Data management for LLMs

This essay by a16z (see figure below) is the clearest explanation of LLM architecture that I have ever seen. The top left piece of “contextual data data pipelines” is pretty nicely done, however as someone who spends all of my time focusing on data governance and privacy, data governance is absent.

emerging LLM App stack
image credit to IBM
IBM cloud
image credit to IBM

A number of features are available in the IBM Knowledge Catalog-powered data governance system to aid in improved data discovery, automated data quality, and data security. One can:

  • Automatically find data and give context for the company to ensure consistency of knowledge
  • By classifying data to allow self-service data discovery, create an auditable data inventory.
  • To meet data privacy and legal standards, identify sensitive data and take proactive measures to secure it.

The application of Privacy Enhancing Technique is the final stage in the preceding process, which is frequently missed. How can we filter out the sensitive information before giving it to AI? This may be divided into three steps:

1.Determine which sensitive data elements need to be removed (hint: this is decided during data discovery and is related to the “context” of the data).

2.Remove the sensitive information while maintaining the use of the data (e.g., by maintaining referential integrity, maintaining statistical distributions that are broadly equal, etc.).

3.Keep a record of what transpired in instances 1) and 2) so that this information is there as models consume the data. The auditability benefits from that tracking.

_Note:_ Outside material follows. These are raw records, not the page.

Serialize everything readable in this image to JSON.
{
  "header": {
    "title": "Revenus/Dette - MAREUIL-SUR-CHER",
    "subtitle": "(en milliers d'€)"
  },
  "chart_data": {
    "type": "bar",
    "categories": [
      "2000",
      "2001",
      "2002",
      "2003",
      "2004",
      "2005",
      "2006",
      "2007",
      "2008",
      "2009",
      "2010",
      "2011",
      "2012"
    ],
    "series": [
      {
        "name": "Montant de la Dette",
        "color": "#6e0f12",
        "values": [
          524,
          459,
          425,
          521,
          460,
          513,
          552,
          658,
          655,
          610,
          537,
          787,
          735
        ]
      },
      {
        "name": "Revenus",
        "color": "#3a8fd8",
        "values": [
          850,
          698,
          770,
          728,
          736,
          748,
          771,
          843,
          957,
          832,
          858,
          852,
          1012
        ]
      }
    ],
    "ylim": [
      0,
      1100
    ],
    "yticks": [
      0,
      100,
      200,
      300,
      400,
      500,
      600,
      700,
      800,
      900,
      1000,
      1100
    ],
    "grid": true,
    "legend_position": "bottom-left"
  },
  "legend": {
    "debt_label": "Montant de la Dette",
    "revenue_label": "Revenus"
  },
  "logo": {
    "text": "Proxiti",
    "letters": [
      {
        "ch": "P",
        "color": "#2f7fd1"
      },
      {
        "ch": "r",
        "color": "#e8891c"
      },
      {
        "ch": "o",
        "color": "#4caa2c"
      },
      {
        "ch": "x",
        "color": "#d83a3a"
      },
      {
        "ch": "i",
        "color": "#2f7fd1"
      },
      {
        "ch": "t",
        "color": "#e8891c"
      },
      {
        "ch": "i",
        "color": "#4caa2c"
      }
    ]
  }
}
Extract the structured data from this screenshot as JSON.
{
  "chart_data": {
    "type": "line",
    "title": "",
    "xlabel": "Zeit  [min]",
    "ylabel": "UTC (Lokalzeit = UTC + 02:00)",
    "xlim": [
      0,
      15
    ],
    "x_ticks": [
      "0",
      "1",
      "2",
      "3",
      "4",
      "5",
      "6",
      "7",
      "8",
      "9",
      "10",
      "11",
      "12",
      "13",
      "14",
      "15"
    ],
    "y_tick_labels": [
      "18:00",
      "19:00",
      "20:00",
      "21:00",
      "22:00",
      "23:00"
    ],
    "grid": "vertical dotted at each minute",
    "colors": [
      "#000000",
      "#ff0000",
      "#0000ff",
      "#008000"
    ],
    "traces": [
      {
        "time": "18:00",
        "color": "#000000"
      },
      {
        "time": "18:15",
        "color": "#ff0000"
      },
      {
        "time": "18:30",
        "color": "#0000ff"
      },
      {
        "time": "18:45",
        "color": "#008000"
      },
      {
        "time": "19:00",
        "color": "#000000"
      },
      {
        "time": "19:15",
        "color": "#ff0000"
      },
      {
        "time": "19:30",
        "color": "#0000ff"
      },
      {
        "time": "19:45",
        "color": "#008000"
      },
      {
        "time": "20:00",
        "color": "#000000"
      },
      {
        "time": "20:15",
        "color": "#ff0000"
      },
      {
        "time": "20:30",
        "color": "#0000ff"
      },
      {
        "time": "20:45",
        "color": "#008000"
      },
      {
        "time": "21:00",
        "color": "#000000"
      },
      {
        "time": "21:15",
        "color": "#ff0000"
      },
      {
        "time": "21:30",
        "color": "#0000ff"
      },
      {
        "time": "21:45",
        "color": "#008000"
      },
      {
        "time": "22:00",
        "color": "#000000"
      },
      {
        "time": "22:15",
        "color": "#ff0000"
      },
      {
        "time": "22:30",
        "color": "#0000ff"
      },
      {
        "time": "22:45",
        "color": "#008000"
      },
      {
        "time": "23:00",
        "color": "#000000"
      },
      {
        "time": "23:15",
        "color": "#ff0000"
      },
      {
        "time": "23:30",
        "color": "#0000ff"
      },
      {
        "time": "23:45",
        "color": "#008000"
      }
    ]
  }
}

Using IBM Watsonx and the data fabric, create a regulated basis for generative AI

With IBM Watsonx, IBM has made quick progress in giving ‘AI builders’ access to the potential of generative AI. The IBM Watsonx.ai studio is an enterprise-ready platform that combines foundation models-based generative AI with classical machine learning (ML). Watsonx also comes with watsonx.data, an open lakehouse-based, fit-for-purpose data storage. To access and exchange data across the hybrid cloud, querying, governance, and open data formats are provided.

For AI applications to be successful, a solid data base is essential. With IBM Data Fabric, clients can create the ideal data infrastructure for AI by acquiring, preparing, and organizing data before it is easily accessible to AI developers using watsonx.ai and watsonx.data.

As part of an open and adaptable data and AI platform that can be installed on external clouds, IBM provides a composable data fabric solution. This system offers features for entity resolution, data governance, data integration, data observability, data lineage, data quality, and data privacy management.

Start using data governance for business AI

One of the most revolutionary technologies of the coming ten years will be artificial intelligence models, especially LLMs. Aside from managing and governing AI models, it is crucial to manage and oversee the data fed into the AI since new AI legislation prescribe guidelines for its usage.